Frankly, we think the line between authentic arcade slowdown - which actually helps on some occasions - is crossed at times in this release. Sometimes input lag factors in big time, and even when the game is clipping along reasonably our character will be annoyingly picky on whether they respond to our demands that they throw a bomb, for example. In co-op, too, a few late sections grind so much that it becomes a real slog for short bursts, with inputs and the on-screen action being so nonsensical that you hold fire and hope for the best.

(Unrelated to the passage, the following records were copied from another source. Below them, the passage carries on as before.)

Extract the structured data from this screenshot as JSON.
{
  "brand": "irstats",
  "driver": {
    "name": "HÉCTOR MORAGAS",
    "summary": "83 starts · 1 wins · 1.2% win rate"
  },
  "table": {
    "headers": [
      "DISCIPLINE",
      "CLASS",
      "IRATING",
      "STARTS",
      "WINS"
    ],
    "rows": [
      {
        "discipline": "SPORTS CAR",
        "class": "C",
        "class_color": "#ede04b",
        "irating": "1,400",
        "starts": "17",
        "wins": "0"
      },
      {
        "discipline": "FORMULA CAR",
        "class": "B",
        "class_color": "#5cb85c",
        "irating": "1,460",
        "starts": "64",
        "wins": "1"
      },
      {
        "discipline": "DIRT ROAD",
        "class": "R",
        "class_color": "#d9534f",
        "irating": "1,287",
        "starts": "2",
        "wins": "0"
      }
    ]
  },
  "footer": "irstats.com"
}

Now, before you sharpen the pitchforks and slam our insensitivity towards authenticity, we know the difference between deliberate slowdown in a faithful emulation and actual performance problems. Yet while boss encounters work well (and the occasional slowdown adds to the drama) at some points in the game it's just dips in performance. Do we forgive all just because the arcade and Neo Geo entries struggled at times? In some cases yes, but in some moments where it drops to 10 frames-per-second and is temporarily unplayable, no we don't.
While these drops, control quirks and occasional problem spots didn't spoil the experience, they nevertheless exist; we're not fully convinced, either, that all of the dips are 'authentic recreations', and even if they are some of the chokepoints are a tad too extreme.
Metal Slug 3 is a blast, all told, and for those that want to experience a retro run and gun classic - that was once expensive and out of reach for many - this is a nice option. It's a hoot, with the anarchic action and quirky animations contributing to a fundamentally bonkers experience. HAMSTER, to its credit, has also loaded in some nifty customisation options so that you can dabble and experiment. It's a short experience unless you seek out various alternate routes, of course, and as outlined above we think it flirts on the line of 'authentic slowdown' and 'annoying performance issues'. In many cases we suspect the former and had a lot of fun regardless, but the latter crept into play occasionally.
At the end of the day, though, for fans of the genre this is tough to ignore. Whether playing on your own or with a buddy, it's sure to raise a smile and even a few laughs as you obliterate everything on screen.